Other potential initial treatments of persistent wound drainage after arthroplasty may include the use of incisional NPWT or compression wrapping the wound with a hip spica dressing and/or intravenous broad-spectrum antibiotics. The remaining 83 (27.7%) patients with persistent wound drainage who failed the standardized protocol necessitated surgical irrigation and debridement that was performed 2 to 37 days postoperatively. Deep irrigation and debridement was performed when the deep fascia had not sealed. Surgical irrigation and debridement was successful (i.e., no further intervention) in 63 (75.9%) patients (performed 4–32 days postoperatively). The remaining 20 patients (24.1%) who failed antibiotic therapy as well as surgical irrigation and debridement developed a deep infection that was treated with a two-stage exchange arthroplasty or long-term antibiotic suppression based on their current state of health. Critical evaluation of the 83 patients necessitating surgical irrigation and debridement demonstrated that surgical irrigation and debridement was significantly more successful in patients who underwent this procedure within 14 days from the index arthroplasty. When surgical intervention was delayed longer than 14 days, additional surgical procedures were typically required to eradicate a deep infection ( Fig. 111.1 ). In addition, malnutrition (defined as serum transferrin < 200 mg/dL, serum albumin < 3.5 g/dL, or total lymphocyte count < 1500/mL) was strongly associated with failure of the initial surgical irrigation and debridement. All of the other variables evaluated—including age, gender, surgical blood loss, operative time, and diabetes mellitus—were not statistically significant risk factors for failure of initial surgical irrigation and debridement to treat persistent wound drainage and prevent a deep periprosthetic infection.

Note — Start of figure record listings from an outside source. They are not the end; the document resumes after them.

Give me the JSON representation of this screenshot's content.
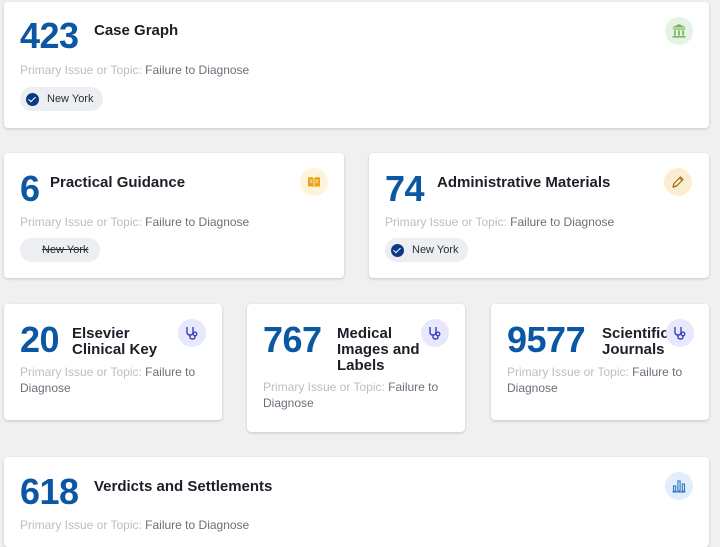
{
  "topic_label": "Primary Issue or Topic:",
  "cards": [
    {
      "count": "423",
      "title": "Case Graph",
      "topic": "Failure to Diagnose",
      "filter": "New York",
      "filter_state": "selected",
      "icon": "courthouse-icon",
      "icon_color": "#7bb661"
    },
    {
      "count": "6",
      "title": "Practical Guidance",
      "topic": "Failure to Diagnose",
      "filter": "New York",
      "filter_state": "excluded",
      "icon": "book-icon",
      "icon_color": "#e8a317"
    },
    {
      "count": "74",
      "title": "Administrative Materials",
      "topic": "Failure to Diagnose",
      "filter": "New York",
      "filter_state": "selected",
      "icon": "pen-icon",
      "icon_color": "#b8860b"
    },
    {
      "count": "20",
      "title": "Elsevier Clinical Key",
      "topic": "Failure to Diagnose",
      "icon": "stethoscope-icon",
      "icon_color": "#3b3fbf"
    },
    {
      "count": "767",
      "title": "Medical Images and Labels",
      "topic": "Failure to Diagnose",
      "icon": "stethoscope-icon",
      "icon_color": "#3b3fbf"
    },
    {
      "count": "9577",
      "title": "Scientific Journals",
      "topic": "Failure to Diagnose",
      "icon": "stethoscope-icon",
      "icon_color": "#3b3fbf"
    },
    {
      "count": "618",
      "title": "Verdicts and Settlements",
      "topic": "Failure to Diagnose",
      "icon": "bar-chart-icon",
      "icon_color": "#2a7ac9"
    }
  ]
}
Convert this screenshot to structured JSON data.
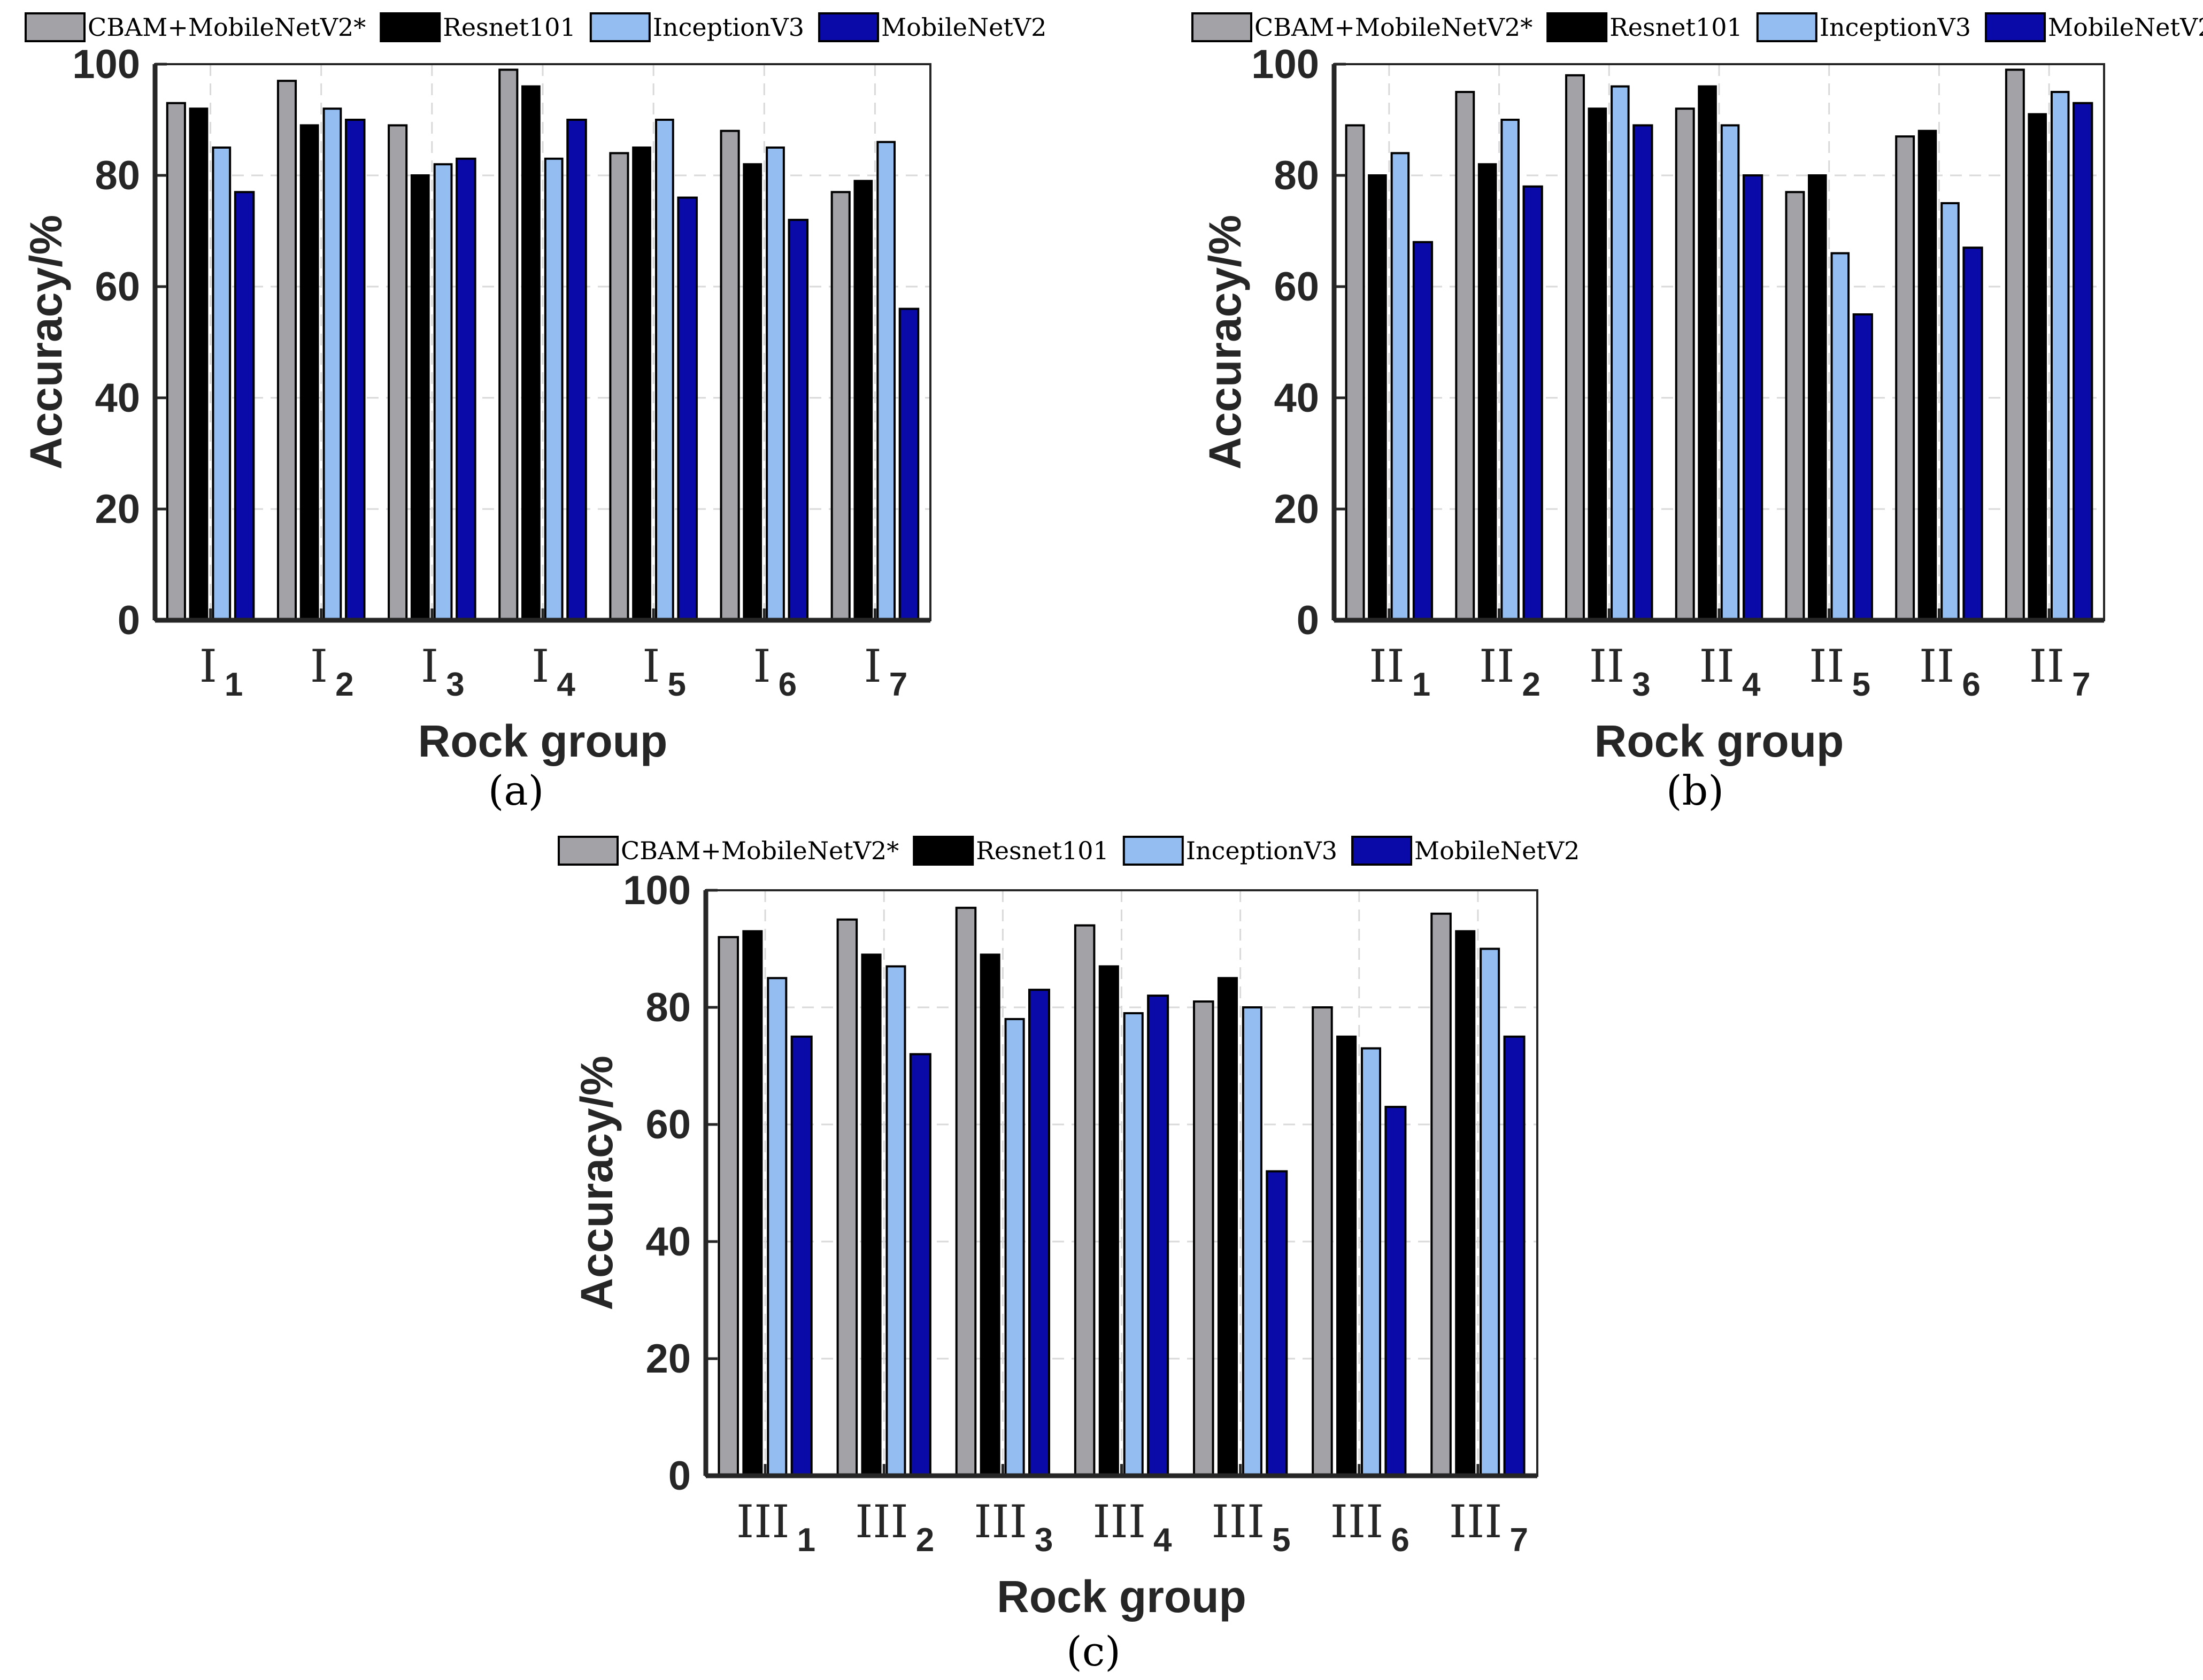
{
  "figure": {
    "legend_labels": [
      "CBAM+MobileNetV2*",
      "Resnet101",
      "InceptionV3",
      "MobileNetV2"
    ]
  },
  "colors": {
    "CBAM+MobileNetV2*": "#a3a3a7",
    "Resnet101": "#000000",
    "InceptionV3": "#94bdf2",
    "MobileNetV2": "#0a0aa8",
    "grid": "#d9d9d9",
    "axis": "#262626"
  },
  "chart_data": [
    {
      "type": "bar",
      "panel_label": "(a)",
      "xlabel": "Rock group",
      "ylabel": "Accuracy/%",
      "ylim": [
        0,
        100
      ],
      "yticks": [
        0,
        20,
        40,
        60,
        80,
        100
      ],
      "grid": true,
      "legend_position": "top",
      "category_base": "I",
      "categories": [
        "1",
        "2",
        "3",
        "4",
        "5",
        "6",
        "7"
      ],
      "series": [
        {
          "name": "CBAM+MobileNetV2*",
          "values": [
            93,
            97,
            89,
            99,
            84,
            88,
            77
          ]
        },
        {
          "name": "Resnet101",
          "values": [
            92,
            89,
            80,
            96,
            85,
            82,
            79
          ]
        },
        {
          "name": "InceptionV3",
          "values": [
            85,
            92,
            82,
            83,
            90,
            85,
            86
          ]
        },
        {
          "name": "MobileNetV2",
          "values": [
            77,
            90,
            83,
            90,
            76,
            72,
            56
          ]
        }
      ]
    },
    {
      "type": "bar",
      "panel_label": "(b)",
      "xlabel": "Rock group",
      "ylabel": "Accuracy/%",
      "ylim": [
        0,
        100
      ],
      "yticks": [
        0,
        20,
        40,
        60,
        80,
        100
      ],
      "grid": true,
      "legend_position": "top",
      "category_base": "II",
      "categories": [
        "1",
        "2",
        "3",
        "4",
        "5",
        "6",
        "7"
      ],
      "series": [
        {
          "name": "CBAM+MobileNetV2*",
          "values": [
            89,
            95,
            98,
            92,
            77,
            87,
            99
          ]
        },
        {
          "name": "Resnet101",
          "values": [
            80,
            82,
            92,
            96,
            80,
            88,
            91
          ]
        },
        {
          "name": "InceptionV3",
          "values": [
            84,
            90,
            96,
            89,
            66,
            75,
            95
          ]
        },
        {
          "name": "MobileNetV2",
          "values": [
            68,
            78,
            89,
            80,
            55,
            67,
            93
          ]
        }
      ]
    },
    {
      "type": "bar",
      "panel_label": "(c)",
      "xlabel": "Rock group",
      "ylabel": "Accuracy/%",
      "ylim": [
        0,
        100
      ],
      "yticks": [
        0,
        20,
        40,
        60,
        80,
        100
      ],
      "grid": true,
      "legend_position": "top",
      "category_base": "III",
      "categories": [
        "1",
        "2",
        "3",
        "4",
        "5",
        "6",
        "7"
      ],
      "series": [
        {
          "name": "CBAM+MobileNetV2*",
          "values": [
            92,
            95,
            97,
            94,
            81,
            80,
            96
          ]
        },
        {
          "name": "Resnet101",
          "values": [
            93,
            89,
            89,
            87,
            85,
            75,
            93
          ]
        },
        {
          "name": "InceptionV3",
          "values": [
            85,
            87,
            78,
            79,
            80,
            73,
            90
          ]
        },
        {
          "name": "MobileNetV2",
          "values": [
            75,
            72,
            83,
            82,
            52,
            63,
            75
          ]
        }
      ]
    }
  ]
}
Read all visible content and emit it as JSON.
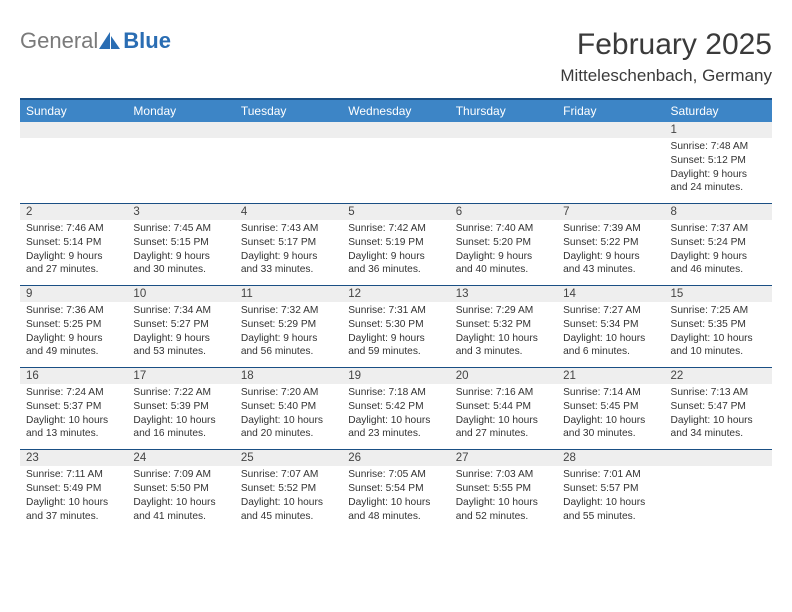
{
  "logo": {
    "text_gray": "General",
    "text_blue": "Blue",
    "icon_color": "#2a6db3"
  },
  "title": "February 2025",
  "location": "Mitteleschenbach, Germany",
  "colors": {
    "header_bg": "#3d85c6",
    "header_text": "#ffffff",
    "divider": "#1a4f84",
    "daynum_bg": "#eeeeee",
    "text": "#333333"
  },
  "day_names": [
    "Sunday",
    "Monday",
    "Tuesday",
    "Wednesday",
    "Thursday",
    "Friday",
    "Saturday"
  ],
  "weeks": [
    [
      null,
      null,
      null,
      null,
      null,
      null,
      {
        "n": "1",
        "sr": "Sunrise: 7:48 AM",
        "ss": "Sunset: 5:12 PM",
        "d1": "Daylight: 9 hours",
        "d2": "and 24 minutes."
      }
    ],
    [
      {
        "n": "2",
        "sr": "Sunrise: 7:46 AM",
        "ss": "Sunset: 5:14 PM",
        "d1": "Daylight: 9 hours",
        "d2": "and 27 minutes."
      },
      {
        "n": "3",
        "sr": "Sunrise: 7:45 AM",
        "ss": "Sunset: 5:15 PM",
        "d1": "Daylight: 9 hours",
        "d2": "and 30 minutes."
      },
      {
        "n": "4",
        "sr": "Sunrise: 7:43 AM",
        "ss": "Sunset: 5:17 PM",
        "d1": "Daylight: 9 hours",
        "d2": "and 33 minutes."
      },
      {
        "n": "5",
        "sr": "Sunrise: 7:42 AM",
        "ss": "Sunset: 5:19 PM",
        "d1": "Daylight: 9 hours",
        "d2": "and 36 minutes."
      },
      {
        "n": "6",
        "sr": "Sunrise: 7:40 AM",
        "ss": "Sunset: 5:20 PM",
        "d1": "Daylight: 9 hours",
        "d2": "and 40 minutes."
      },
      {
        "n": "7",
        "sr": "Sunrise: 7:39 AM",
        "ss": "Sunset: 5:22 PM",
        "d1": "Daylight: 9 hours",
        "d2": "and 43 minutes."
      },
      {
        "n": "8",
        "sr": "Sunrise: 7:37 AM",
        "ss": "Sunset: 5:24 PM",
        "d1": "Daylight: 9 hours",
        "d2": "and 46 minutes."
      }
    ],
    [
      {
        "n": "9",
        "sr": "Sunrise: 7:36 AM",
        "ss": "Sunset: 5:25 PM",
        "d1": "Daylight: 9 hours",
        "d2": "and 49 minutes."
      },
      {
        "n": "10",
        "sr": "Sunrise: 7:34 AM",
        "ss": "Sunset: 5:27 PM",
        "d1": "Daylight: 9 hours",
        "d2": "and 53 minutes."
      },
      {
        "n": "11",
        "sr": "Sunrise: 7:32 AM",
        "ss": "Sunset: 5:29 PM",
        "d1": "Daylight: 9 hours",
        "d2": "and 56 minutes."
      },
      {
        "n": "12",
        "sr": "Sunrise: 7:31 AM",
        "ss": "Sunset: 5:30 PM",
        "d1": "Daylight: 9 hours",
        "d2": "and 59 minutes."
      },
      {
        "n": "13",
        "sr": "Sunrise: 7:29 AM",
        "ss": "Sunset: 5:32 PM",
        "d1": "Daylight: 10 hours",
        "d2": "and 3 minutes."
      },
      {
        "n": "14",
        "sr": "Sunrise: 7:27 AM",
        "ss": "Sunset: 5:34 PM",
        "d1": "Daylight: 10 hours",
        "d2": "and 6 minutes."
      },
      {
        "n": "15",
        "sr": "Sunrise: 7:25 AM",
        "ss": "Sunset: 5:35 PM",
        "d1": "Daylight: 10 hours",
        "d2": "and 10 minutes."
      }
    ],
    [
      {
        "n": "16",
        "sr": "Sunrise: 7:24 AM",
        "ss": "Sunset: 5:37 PM",
        "d1": "Daylight: 10 hours",
        "d2": "and 13 minutes."
      },
      {
        "n": "17",
        "sr": "Sunrise: 7:22 AM",
        "ss": "Sunset: 5:39 PM",
        "d1": "Daylight: 10 hours",
        "d2": "and 16 minutes."
      },
      {
        "n": "18",
        "sr": "Sunrise: 7:20 AM",
        "ss": "Sunset: 5:40 PM",
        "d1": "Daylight: 10 hours",
        "d2": "and 20 minutes."
      },
      {
        "n": "19",
        "sr": "Sunrise: 7:18 AM",
        "ss": "Sunset: 5:42 PM",
        "d1": "Daylight: 10 hours",
        "d2": "and 23 minutes."
      },
      {
        "n": "20",
        "sr": "Sunrise: 7:16 AM",
        "ss": "Sunset: 5:44 PM",
        "d1": "Daylight: 10 hours",
        "d2": "and 27 minutes."
      },
      {
        "n": "21",
        "sr": "Sunrise: 7:14 AM",
        "ss": "Sunset: 5:45 PM",
        "d1": "Daylight: 10 hours",
        "d2": "and 30 minutes."
      },
      {
        "n": "22",
        "sr": "Sunrise: 7:13 AM",
        "ss": "Sunset: 5:47 PM",
        "d1": "Daylight: 10 hours",
        "d2": "and 34 minutes."
      }
    ],
    [
      {
        "n": "23",
        "sr": "Sunrise: 7:11 AM",
        "ss": "Sunset: 5:49 PM",
        "d1": "Daylight: 10 hours",
        "d2": "and 37 minutes."
      },
      {
        "n": "24",
        "sr": "Sunrise: 7:09 AM",
        "ss": "Sunset: 5:50 PM",
        "d1": "Daylight: 10 hours",
        "d2": "and 41 minutes."
      },
      {
        "n": "25",
        "sr": "Sunrise: 7:07 AM",
        "ss": "Sunset: 5:52 PM",
        "d1": "Daylight: 10 hours",
        "d2": "and 45 minutes."
      },
      {
        "n": "26",
        "sr": "Sunrise: 7:05 AM",
        "ss": "Sunset: 5:54 PM",
        "d1": "Daylight: 10 hours",
        "d2": "and 48 minutes."
      },
      {
        "n": "27",
        "sr": "Sunrise: 7:03 AM",
        "ss": "Sunset: 5:55 PM",
        "d1": "Daylight: 10 hours",
        "d2": "and 52 minutes."
      },
      {
        "n": "28",
        "sr": "Sunrise: 7:01 AM",
        "ss": "Sunset: 5:57 PM",
        "d1": "Daylight: 10 hours",
        "d2": "and 55 minutes."
      },
      null
    ]
  ]
}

It is important to understand the potential causes of and ways to prevent wound drainage, because prolonged postoperative surgical wound drainage has been associated with increased morbidity and longer postoperative hospitalization after THA. A retrospective study involving 1211 THAs identified the risk factors associated with wound drainage 15 days after THA. Obesity (i.e., a body mass index greater than 35), the use of low-molecular-weight heparin (LMWH) for venous thromboembolism prophylaxis, and high closed suction drain output were associated with prolonged wound drainage and a higher rate of postoperative infection (see Fig. 111.1 ). It should be noted that in this study the use of LMWH was associated with earlier postoperative wound drainage compared with the use of either aspirin with intermittent compression devices or warfarin, but the time to a dry surgical wound between LMWH and warfarin equalized on postoperative day 8.

Meta-analysis comparing deep venous thrombosis prophylaxis with warfarin, low-dose unfractionated heparin, LMWH, or aspirin and pneumatic compression found that minor wound bleeding was highest with LMWH and low-dose unfractionated heparin. Because LMWH does not requiring monitoring, its ease of use may outweigh some of the risks associated with a longer time to a dry surgical wound. Low-dose unfractionated heparin was also associated with a higher risk of major bleeding requiring surgical evacuation, and given its lower efficacy for preventing thromboembolic events is not recommended for THA. An administrative database study of early complications after TKA found no significant difference in bleeding-related complications (including wound complications) in the first three months when patients received 81 mg aspirin, warfarin, enoxaparin, or oral factor Xa inhibitors. There are no randomized clinical trials that include factor Xa inhibitors (e.g., fondaparinux) and their effect on surgical wound drainage. Early data therefore suggest that there is no ideal agent for venous thromboembolism chemoprophylaxis to minimize the risk of wound complications.